Many factors go into determining the ultimate effect of a disclaimer, release or surrender. The CRA folio is an updated and helpful resource for assessing one of these factors. This blog post and my next on November 5 will summarize some of the tax consequences of disclaiming, releasing or surrendering an interest in a trust.
It is the CRA’s position that, in order for a person to disclaim an income interest in a trust, it must be the case that:
- The disclaimer is executed at the time the taxpayer becomes aware of the interest or at a reasonable time thereafter;
- The person has not accepted any funds from the trust in respect of his or her income interest at the time the disclaimer is made; and
- The disclaimer is not made in favour of another person.

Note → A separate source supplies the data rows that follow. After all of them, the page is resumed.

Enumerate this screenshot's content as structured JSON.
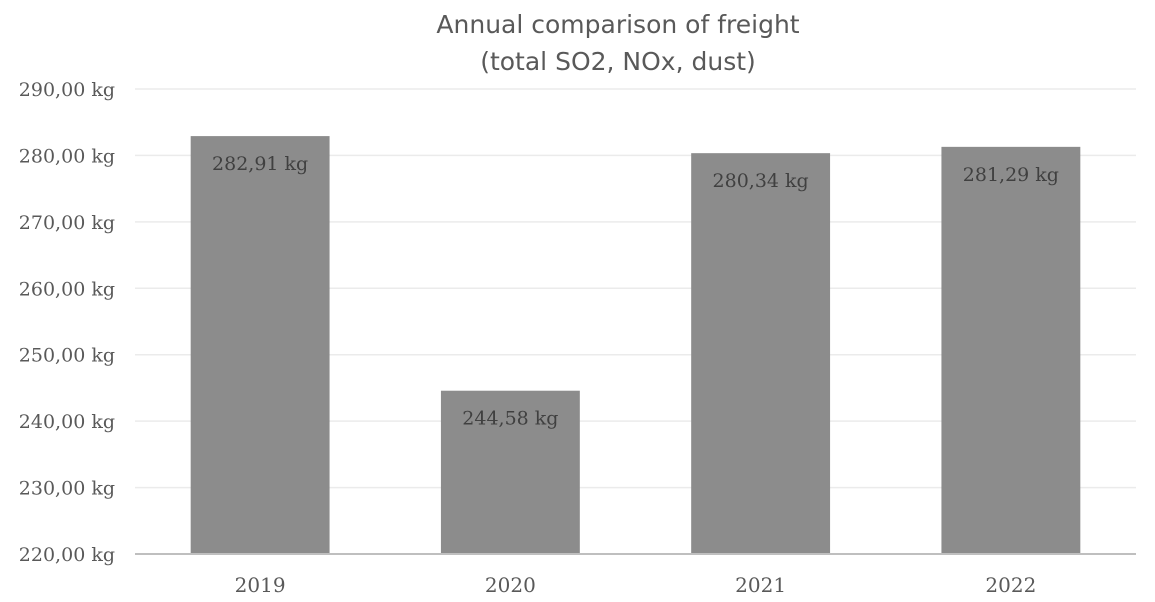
{
  "chart_data": {
    "type": "bar",
    "title": [
      "Annual comparison of freight",
      "(total SO2, NOx, dust)"
    ],
    "categories": [
      "2019",
      "2020",
      "2021",
      "2022"
    ],
    "values": [
      282.91,
      244.58,
      280.34,
      281.29
    ],
    "data_labels": [
      "282,91 kg",
      "244,58 kg",
      "280,34 kg",
      "281,29 kg"
    ],
    "xlabel": "",
    "ylabel": "",
    "ylim": [
      220,
      290
    ],
    "yticks": [
      220,
      230,
      240,
      250,
      260,
      270,
      280,
      290
    ],
    "ytick_labels": [
      "220,00 kg",
      "230,00 kg",
      "240,00 kg",
      "250,00 kg",
      "260,00 kg",
      "270,00 kg",
      "280,00 kg",
      "290,00 kg"
    ],
    "grid": true,
    "legend": false,
    "bar_color": "#8c8c8c",
    "grid_color": "#ebebeb",
    "axis_color": "#bfbfbf",
    "text_color": "#595959"
  }
}
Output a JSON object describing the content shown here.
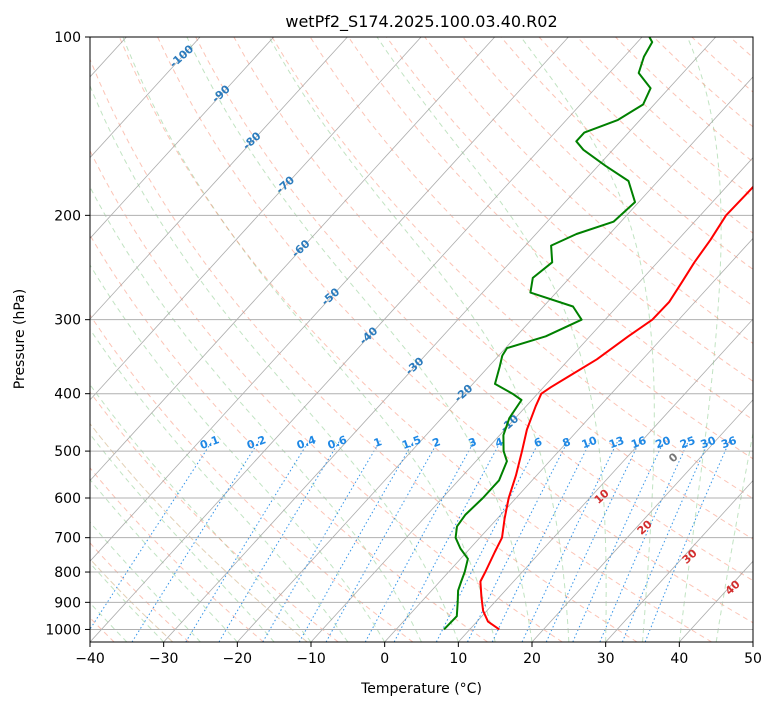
{
  "chart_data": {
    "type": "line",
    "title": "wetPf2_S174.2025.100.03.40.R02",
    "xlabel": "Temperature (°C)",
    "ylabel": "Pressure (hPa)",
    "xlim": [
      -40,
      50
    ],
    "ylim": [
      1050,
      100
    ],
    "y_scale": "log",
    "grid": true,
    "x_ticks": [
      -40,
      -30,
      -20,
      -10,
      0,
      10,
      20,
      30,
      40,
      50
    ],
    "y_ticks": [
      1000,
      900,
      800,
      700,
      600,
      500,
      400,
      300,
      200,
      100
    ],
    "skew_labels": [
      "-100",
      "-90",
      "-80",
      "-70",
      "-60",
      "-50",
      "-40",
      "-30",
      "-20",
      "-10"
    ],
    "dry_adiabat_label": "0",
    "moist_adiabat_labels": [
      "10",
      "20",
      "30",
      "40"
    ],
    "mixing_ratio_labels": [
      "0.1",
      "0.2",
      "0.4",
      "0.6",
      "1",
      "1.5",
      "2",
      "3",
      "4",
      "6",
      "8",
      "10",
      "13",
      "16",
      "20",
      "25",
      "30",
      "36"
    ],
    "series": [
      {
        "color": "#ff0000",
        "values": [
          {
            "p": 1000,
            "t": 14.0
          },
          {
            "p": 970,
            "t": 11.5
          },
          {
            "p": 930,
            "t": 9.5
          },
          {
            "p": 880,
            "t": 7.5
          },
          {
            "p": 830,
            "t": 5.5
          },
          {
            "p": 800,
            "t": 5.0
          },
          {
            "p": 740,
            "t": 3.8
          },
          {
            "p": 700,
            "t": 3.0
          },
          {
            "p": 650,
            "t": 1.0
          },
          {
            "p": 600,
            "t": -1.0
          },
          {
            "p": 550,
            "t": -2.8
          },
          {
            "p": 500,
            "t": -5.0
          },
          {
            "p": 460,
            "t": -7.0
          },
          {
            "p": 420,
            "t": -8.7
          },
          {
            "p": 400,
            "t": -9.5
          },
          {
            "p": 390,
            "t": -9.0
          },
          {
            "p": 375,
            "t": -8.0
          },
          {
            "p": 350,
            "t": -6.2
          },
          {
            "p": 320,
            "t": -4.8
          },
          {
            "p": 300,
            "t": -3.6
          },
          {
            "p": 280,
            "t": -3.5
          },
          {
            "p": 260,
            "t": -4.2
          },
          {
            "p": 240,
            "t": -5.0
          },
          {
            "p": 220,
            "t": -5.6
          },
          {
            "p": 200,
            "t": -6.5
          },
          {
            "p": 185,
            "t": -6.4
          },
          {
            "p": 170,
            "t": -6.3
          },
          {
            "p": 155,
            "t": -6.4
          },
          {
            "p": 140,
            "t": -7.0
          },
          {
            "p": 125,
            "t": -7.5
          },
          {
            "p": 115,
            "t": -9.0
          },
          {
            "p": 108,
            "t": -8.8
          },
          {
            "p": 100,
            "t": -9.0
          }
        ]
      },
      {
        "color": "#008000",
        "values": [
          {
            "p": 1000,
            "t": 6.5
          },
          {
            "p": 950,
            "t": 6.6
          },
          {
            "p": 900,
            "t": 5.0
          },
          {
            "p": 860,
            "t": 3.6
          },
          {
            "p": 830,
            "t": 2.9
          },
          {
            "p": 800,
            "t": 2.2
          },
          {
            "p": 760,
            "t": 1.0
          },
          {
            "p": 730,
            "t": -1.3
          },
          {
            "p": 700,
            "t": -3.3
          },
          {
            "p": 670,
            "t": -4.5
          },
          {
            "p": 640,
            "t": -4.8
          },
          {
            "p": 600,
            "t": -4.5
          },
          {
            "p": 560,
            "t": -4.5
          },
          {
            "p": 520,
            "t": -5.8
          },
          {
            "p": 500,
            "t": -7.5
          },
          {
            "p": 470,
            "t": -9.5
          },
          {
            "p": 440,
            "t": -10.8
          },
          {
            "p": 410,
            "t": -11.4
          },
          {
            "p": 400,
            "t": -13.4
          },
          {
            "p": 385,
            "t": -17.0
          },
          {
            "p": 360,
            "t": -18.5
          },
          {
            "p": 345,
            "t": -19.5
          },
          {
            "p": 335,
            "t": -19.8
          },
          {
            "p": 320,
            "t": -16.0
          },
          {
            "p": 300,
            "t": -13.2
          },
          {
            "p": 285,
            "t": -16.0
          },
          {
            "p": 270,
            "t": -23.5
          },
          {
            "p": 255,
            "t": -25.0
          },
          {
            "p": 240,
            "t": -24.3
          },
          {
            "p": 225,
            "t": -26.5
          },
          {
            "p": 215,
            "t": -24.5
          },
          {
            "p": 205,
            "t": -21.0
          },
          {
            "p": 190,
            "t": -20.5
          },
          {
            "p": 175,
            "t": -24.0
          },
          {
            "p": 165,
            "t": -29.0
          },
          {
            "p": 155,
            "t": -34.0
          },
          {
            "p": 150,
            "t": -36.0
          },
          {
            "p": 145,
            "t": -36.0
          },
          {
            "p": 138,
            "t": -33.0
          },
          {
            "p": 130,
            "t": -31.5
          },
          {
            "p": 122,
            "t": -32.5
          },
          {
            "p": 115,
            "t": -36.0
          },
          {
            "p": 108,
            "t": -37.3
          },
          {
            "p": 102,
            "t": -38.0
          },
          {
            "p": 100,
            "t": -39.0
          }
        ]
      }
    ]
  }
}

A disclaimer is a refusal to accept a gift. The taxpayer is considered to have never received the interest. The disclaimer is therefore not a disposition by the taxpayer and accordingly it is not necessary to include the fair market value of the interest in the taxpayer’s income.
It is sometimes important that the disclaimed property be considered to have been transferred “as a consequence of death” (e.g. where a disclaimer is used to fix a tainted spousal trust). Subsection 248(8) provides that a disclaimer, release or surrender of property gifted under the Will of the taxpayer or on the intestacy of a taxpayer will be considered to have been made as a consequence of the taxpayer’s death only if the disclaimer is made within 36 months of the taxpayer’s death (unless ministerial consent is obtained for an extension of this period).
Although not mentioned in the folio, the CRA has in the past indicated that the principles regarding a disclaimer, release or surrender of an income interest in a trust apply equally to a disclaimer, release or surrender of a capital interest in a trust.
 The CRA’s second requirement, that the person has not accepted any funds from the trust, appears to be in conflict with the current state of the common law in Ontario. In the Ontario Court of Appeal decision of R. v. Coulson, 16 OR (2d) 497 (1977), a taxpayer was permitted to make a partial disclaimer of her income interest in a trust, despite already having received income payments from the trust. However, this decision was highly criticized for departing from the traditional rule that a disclaimer is only possible before a gift has been accepted.